Jean-Philippe Zermati : Je n'ai jamais refusé un patient, qu'il souffre ou non de surpoids. J'ai de plus en plus de gens qui viennent me voir non parce qu'ils sont trop gros mais parce qu'ils n'en peuvent plus de vivre dans le contrôle de ce qu'ils mangent. Sachant qu'un jour ou l'autre, cette restriction à outrance peut déboucher sur une prise de poids. Tout le monde est donc en effet « accepté » dans le programme. Nous espérons même toucher des gens qui ne sont encore pas trop « abimés » par les régimes ou les problèmes de comportement alimentaire. Ces derniers ont une chance d'obtenir une perte de poids qui les contentera et qui leur évitera de tomber dans le cercle vicieux de la restriction. Par ailleurs, il faut savoir qu'à taille identique, entre un IMC de 20 et un autre de 25, il y a un écart de 15 kilos. Une jeune femme qui a pris une quinzaine de kilos en peu de temps et qui conserve malgré tout un IMC normal n'est pas pour autant exempte d'un risque de comportement alimentaire déréglé. 16% de la population française souffre d'obésité, mais 70% des gens déclarent avoir suivi un régime un jour. Cela montre bien que la prise en charge ne peut pas concerner que les obèses. Parce qu'encore une fois, faire des régimes fait grossir à terme. Autant prendre le problème à la source.
Et pour les personnes souffrant d'obésité massive, qu'en est-il de Linecoaching ?

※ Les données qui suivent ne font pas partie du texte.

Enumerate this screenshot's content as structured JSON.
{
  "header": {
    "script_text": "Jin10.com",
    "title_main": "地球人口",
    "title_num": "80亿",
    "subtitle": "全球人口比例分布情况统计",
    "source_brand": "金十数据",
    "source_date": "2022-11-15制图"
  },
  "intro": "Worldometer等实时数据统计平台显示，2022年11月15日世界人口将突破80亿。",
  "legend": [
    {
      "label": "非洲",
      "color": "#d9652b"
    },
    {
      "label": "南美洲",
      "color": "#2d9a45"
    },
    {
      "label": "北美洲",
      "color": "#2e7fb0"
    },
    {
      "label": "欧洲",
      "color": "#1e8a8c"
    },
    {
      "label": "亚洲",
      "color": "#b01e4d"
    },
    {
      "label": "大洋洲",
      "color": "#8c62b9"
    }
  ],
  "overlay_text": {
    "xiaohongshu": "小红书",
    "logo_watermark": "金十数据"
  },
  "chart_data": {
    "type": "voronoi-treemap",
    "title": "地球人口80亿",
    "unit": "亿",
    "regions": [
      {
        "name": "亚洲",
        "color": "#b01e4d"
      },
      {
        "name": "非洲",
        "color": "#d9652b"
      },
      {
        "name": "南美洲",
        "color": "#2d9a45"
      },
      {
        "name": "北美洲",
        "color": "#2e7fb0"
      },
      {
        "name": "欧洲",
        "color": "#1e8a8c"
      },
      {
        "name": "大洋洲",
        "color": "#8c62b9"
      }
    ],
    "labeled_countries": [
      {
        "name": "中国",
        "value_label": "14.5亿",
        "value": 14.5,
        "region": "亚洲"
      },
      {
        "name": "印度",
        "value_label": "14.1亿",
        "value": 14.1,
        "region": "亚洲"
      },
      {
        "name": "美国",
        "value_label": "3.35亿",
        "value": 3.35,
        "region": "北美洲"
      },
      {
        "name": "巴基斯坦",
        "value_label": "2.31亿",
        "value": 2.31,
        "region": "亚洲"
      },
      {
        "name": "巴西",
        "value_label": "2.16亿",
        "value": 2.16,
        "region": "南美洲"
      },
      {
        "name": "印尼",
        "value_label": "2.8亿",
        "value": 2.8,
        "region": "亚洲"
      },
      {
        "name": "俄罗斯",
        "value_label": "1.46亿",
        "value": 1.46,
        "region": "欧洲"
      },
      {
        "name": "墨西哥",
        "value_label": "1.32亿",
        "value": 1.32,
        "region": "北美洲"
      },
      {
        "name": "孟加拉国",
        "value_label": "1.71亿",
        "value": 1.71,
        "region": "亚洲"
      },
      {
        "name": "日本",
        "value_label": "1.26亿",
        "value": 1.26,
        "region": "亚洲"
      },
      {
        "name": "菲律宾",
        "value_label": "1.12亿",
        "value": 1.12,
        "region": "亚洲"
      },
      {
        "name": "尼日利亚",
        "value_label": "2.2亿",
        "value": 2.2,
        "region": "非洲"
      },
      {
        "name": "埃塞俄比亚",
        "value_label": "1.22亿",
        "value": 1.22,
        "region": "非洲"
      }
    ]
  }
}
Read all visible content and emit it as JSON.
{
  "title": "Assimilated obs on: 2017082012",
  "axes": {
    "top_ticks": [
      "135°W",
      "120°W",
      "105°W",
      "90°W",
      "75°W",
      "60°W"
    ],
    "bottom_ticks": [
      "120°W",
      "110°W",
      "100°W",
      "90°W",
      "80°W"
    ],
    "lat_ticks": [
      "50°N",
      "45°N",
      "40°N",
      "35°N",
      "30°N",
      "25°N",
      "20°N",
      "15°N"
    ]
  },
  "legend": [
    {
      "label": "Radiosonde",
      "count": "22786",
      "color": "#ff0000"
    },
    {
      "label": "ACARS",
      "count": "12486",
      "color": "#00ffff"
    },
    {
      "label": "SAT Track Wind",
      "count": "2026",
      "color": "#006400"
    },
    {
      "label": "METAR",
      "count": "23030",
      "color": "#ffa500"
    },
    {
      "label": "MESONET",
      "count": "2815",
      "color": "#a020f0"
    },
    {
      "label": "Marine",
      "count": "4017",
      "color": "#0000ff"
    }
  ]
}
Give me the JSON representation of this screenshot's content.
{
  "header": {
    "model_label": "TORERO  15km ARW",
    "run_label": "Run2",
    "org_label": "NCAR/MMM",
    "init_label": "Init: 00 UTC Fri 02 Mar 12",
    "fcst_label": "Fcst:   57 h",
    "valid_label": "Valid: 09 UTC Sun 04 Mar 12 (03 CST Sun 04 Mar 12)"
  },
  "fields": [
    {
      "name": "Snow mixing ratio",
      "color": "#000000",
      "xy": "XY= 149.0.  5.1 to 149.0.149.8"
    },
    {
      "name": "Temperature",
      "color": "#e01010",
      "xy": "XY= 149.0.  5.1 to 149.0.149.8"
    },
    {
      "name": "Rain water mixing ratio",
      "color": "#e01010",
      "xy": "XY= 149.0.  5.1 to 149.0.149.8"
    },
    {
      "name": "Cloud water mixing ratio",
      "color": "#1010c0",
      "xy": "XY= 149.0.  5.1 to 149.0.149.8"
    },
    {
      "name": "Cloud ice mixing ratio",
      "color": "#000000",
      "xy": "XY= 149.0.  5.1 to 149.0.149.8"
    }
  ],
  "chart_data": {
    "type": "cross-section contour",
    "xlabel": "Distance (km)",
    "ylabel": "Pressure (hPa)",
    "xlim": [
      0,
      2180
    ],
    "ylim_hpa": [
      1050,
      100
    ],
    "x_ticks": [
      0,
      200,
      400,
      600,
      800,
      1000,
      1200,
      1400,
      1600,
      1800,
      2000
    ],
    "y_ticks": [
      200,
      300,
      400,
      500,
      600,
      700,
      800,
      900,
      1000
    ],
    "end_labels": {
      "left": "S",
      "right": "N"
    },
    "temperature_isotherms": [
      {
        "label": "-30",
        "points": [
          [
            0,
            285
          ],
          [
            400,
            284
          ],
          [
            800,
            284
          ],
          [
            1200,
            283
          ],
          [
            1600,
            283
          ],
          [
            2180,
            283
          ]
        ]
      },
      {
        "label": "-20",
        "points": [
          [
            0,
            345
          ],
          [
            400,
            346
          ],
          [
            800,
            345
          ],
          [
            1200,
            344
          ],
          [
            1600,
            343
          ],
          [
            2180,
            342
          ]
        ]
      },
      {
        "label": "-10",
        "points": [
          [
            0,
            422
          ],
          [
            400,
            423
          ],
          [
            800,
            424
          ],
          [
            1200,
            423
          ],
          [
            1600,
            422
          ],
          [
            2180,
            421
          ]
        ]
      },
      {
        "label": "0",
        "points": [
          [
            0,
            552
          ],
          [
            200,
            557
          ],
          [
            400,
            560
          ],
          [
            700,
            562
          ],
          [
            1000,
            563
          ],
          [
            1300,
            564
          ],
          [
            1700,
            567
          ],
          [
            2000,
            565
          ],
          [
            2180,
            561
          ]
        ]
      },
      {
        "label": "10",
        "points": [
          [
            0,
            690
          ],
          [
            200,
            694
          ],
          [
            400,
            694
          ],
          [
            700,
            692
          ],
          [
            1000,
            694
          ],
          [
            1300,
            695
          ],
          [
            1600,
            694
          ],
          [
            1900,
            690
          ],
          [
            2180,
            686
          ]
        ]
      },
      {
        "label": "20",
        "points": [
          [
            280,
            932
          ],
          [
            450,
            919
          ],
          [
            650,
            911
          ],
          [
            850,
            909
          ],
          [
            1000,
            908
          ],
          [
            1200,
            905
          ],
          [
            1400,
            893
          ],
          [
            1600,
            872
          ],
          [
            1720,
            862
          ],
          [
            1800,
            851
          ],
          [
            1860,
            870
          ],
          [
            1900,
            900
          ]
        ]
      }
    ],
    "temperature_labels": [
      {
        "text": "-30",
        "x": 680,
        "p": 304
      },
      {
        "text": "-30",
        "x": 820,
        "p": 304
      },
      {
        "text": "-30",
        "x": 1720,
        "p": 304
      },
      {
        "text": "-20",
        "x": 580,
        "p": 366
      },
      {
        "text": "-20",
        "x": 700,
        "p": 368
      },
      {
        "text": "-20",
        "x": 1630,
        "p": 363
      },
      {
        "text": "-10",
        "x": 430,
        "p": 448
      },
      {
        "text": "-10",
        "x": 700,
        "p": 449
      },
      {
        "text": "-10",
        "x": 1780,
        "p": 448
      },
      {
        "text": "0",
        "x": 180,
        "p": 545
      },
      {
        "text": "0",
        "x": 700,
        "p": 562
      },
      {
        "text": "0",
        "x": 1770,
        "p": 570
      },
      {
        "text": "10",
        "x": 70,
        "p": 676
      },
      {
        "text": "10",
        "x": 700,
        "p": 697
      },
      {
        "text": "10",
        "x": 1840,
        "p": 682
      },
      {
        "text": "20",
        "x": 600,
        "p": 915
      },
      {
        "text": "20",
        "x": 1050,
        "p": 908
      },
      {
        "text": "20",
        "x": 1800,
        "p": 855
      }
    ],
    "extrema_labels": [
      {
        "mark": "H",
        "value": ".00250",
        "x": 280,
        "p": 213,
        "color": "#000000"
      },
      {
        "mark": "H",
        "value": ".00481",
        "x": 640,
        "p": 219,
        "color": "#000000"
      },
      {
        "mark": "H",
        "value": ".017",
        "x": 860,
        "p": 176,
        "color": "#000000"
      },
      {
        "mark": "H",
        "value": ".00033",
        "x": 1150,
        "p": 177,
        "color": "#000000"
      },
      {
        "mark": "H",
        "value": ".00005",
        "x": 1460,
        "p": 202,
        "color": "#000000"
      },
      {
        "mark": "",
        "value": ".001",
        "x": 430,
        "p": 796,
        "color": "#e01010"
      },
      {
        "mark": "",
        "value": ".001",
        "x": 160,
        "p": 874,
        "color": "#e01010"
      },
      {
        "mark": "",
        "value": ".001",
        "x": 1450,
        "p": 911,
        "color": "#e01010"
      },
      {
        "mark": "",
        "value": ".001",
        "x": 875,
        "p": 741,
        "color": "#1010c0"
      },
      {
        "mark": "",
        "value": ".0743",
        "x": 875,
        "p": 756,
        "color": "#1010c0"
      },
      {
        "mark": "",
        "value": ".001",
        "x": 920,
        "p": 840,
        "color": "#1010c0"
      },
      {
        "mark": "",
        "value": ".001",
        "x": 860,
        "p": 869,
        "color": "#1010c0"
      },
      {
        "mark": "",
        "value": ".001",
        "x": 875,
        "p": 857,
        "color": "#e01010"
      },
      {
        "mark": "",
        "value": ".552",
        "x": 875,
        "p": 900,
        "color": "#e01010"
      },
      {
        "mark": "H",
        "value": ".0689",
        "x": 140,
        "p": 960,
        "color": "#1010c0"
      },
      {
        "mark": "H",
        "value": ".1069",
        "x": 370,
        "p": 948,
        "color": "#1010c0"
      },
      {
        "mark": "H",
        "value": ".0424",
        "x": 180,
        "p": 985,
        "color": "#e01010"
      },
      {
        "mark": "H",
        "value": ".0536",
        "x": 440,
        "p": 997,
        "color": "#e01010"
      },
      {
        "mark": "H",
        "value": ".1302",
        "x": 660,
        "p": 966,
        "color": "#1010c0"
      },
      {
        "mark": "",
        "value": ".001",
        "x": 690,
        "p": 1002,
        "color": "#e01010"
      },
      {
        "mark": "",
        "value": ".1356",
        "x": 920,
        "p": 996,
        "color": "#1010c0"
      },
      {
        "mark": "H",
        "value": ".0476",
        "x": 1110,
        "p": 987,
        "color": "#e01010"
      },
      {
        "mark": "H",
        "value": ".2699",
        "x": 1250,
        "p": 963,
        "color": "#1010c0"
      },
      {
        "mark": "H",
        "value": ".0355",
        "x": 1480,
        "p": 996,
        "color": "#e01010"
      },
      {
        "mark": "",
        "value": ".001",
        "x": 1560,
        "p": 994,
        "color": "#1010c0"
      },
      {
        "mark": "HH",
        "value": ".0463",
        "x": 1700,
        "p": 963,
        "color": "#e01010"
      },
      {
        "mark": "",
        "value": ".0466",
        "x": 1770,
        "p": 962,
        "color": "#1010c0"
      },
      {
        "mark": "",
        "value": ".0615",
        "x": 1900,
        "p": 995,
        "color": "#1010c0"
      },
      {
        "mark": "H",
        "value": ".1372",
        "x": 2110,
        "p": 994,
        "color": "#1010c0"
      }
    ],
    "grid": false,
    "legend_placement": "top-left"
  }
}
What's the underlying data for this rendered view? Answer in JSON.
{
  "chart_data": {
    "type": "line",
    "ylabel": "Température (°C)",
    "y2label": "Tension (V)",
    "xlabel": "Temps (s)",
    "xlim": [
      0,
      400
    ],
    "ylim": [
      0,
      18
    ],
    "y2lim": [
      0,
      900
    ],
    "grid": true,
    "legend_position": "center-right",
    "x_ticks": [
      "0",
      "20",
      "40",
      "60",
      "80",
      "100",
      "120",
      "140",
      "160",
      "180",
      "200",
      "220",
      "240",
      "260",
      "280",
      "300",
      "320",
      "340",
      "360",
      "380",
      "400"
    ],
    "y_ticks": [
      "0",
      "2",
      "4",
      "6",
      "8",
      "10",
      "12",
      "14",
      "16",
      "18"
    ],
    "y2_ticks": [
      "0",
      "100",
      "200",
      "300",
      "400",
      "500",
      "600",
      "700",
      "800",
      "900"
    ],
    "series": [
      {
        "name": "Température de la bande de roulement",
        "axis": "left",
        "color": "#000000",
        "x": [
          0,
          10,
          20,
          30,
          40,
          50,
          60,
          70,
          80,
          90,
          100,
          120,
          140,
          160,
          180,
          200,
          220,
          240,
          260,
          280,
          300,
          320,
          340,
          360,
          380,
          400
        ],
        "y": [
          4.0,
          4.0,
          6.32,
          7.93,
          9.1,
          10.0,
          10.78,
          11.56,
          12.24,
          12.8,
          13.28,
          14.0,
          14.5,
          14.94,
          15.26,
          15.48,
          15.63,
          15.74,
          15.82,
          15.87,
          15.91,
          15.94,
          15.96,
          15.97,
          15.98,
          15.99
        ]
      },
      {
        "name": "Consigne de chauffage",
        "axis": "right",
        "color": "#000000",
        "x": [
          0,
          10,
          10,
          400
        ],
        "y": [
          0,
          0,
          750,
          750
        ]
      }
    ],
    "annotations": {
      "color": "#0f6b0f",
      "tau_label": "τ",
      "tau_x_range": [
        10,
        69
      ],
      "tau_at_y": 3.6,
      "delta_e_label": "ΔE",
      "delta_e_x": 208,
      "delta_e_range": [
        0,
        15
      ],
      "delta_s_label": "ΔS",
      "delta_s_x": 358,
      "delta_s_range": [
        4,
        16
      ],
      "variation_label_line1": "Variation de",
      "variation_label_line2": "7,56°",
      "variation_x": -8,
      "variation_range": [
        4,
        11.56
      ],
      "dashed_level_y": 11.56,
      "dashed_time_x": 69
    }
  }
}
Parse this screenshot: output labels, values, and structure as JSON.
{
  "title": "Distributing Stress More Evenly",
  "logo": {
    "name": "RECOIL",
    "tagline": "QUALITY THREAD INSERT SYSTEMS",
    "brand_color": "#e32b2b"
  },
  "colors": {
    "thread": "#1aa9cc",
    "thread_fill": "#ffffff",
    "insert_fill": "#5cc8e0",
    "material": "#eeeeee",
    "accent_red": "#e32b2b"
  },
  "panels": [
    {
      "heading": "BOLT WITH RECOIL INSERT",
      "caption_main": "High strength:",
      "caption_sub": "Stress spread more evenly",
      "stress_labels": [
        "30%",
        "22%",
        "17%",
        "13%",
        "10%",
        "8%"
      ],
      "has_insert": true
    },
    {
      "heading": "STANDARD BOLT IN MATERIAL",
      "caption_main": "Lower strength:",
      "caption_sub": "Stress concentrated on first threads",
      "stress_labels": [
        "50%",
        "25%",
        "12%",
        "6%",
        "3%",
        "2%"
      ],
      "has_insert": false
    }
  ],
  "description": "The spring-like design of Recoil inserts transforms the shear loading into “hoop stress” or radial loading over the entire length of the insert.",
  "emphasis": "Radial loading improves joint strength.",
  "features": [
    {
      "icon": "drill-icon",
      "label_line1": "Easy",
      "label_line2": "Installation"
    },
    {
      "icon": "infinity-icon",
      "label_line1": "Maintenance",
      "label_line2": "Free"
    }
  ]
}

Jean-Philippe Zermati : Malheureusement, les résultats pour ces personnes là ne sont souvent pas à la hauteur des espérances. Mais nous pouvons bien sûr les aider. Nous pouvons aussi leur proposer une préparation à la chirurgie lorsqu'une telle opération est programmée. Notre méthode peut aussi les aider pour l'après chirurgie, lorsqu'ils doivent apprendre de toutes façons à manger autrement.
Dernière question, je vous ai souvent entendu dire que le sport pouvait provoquer une prise plus importante d'aliments, en "anticipation" de l'effort qui va être fourni. Or Linecoaching propose un programme d'entrainement physique. Pourquoi ?
Le parcours activité physique reste facultatif dans la mesure où il doit correspondre à un désir de mouvement.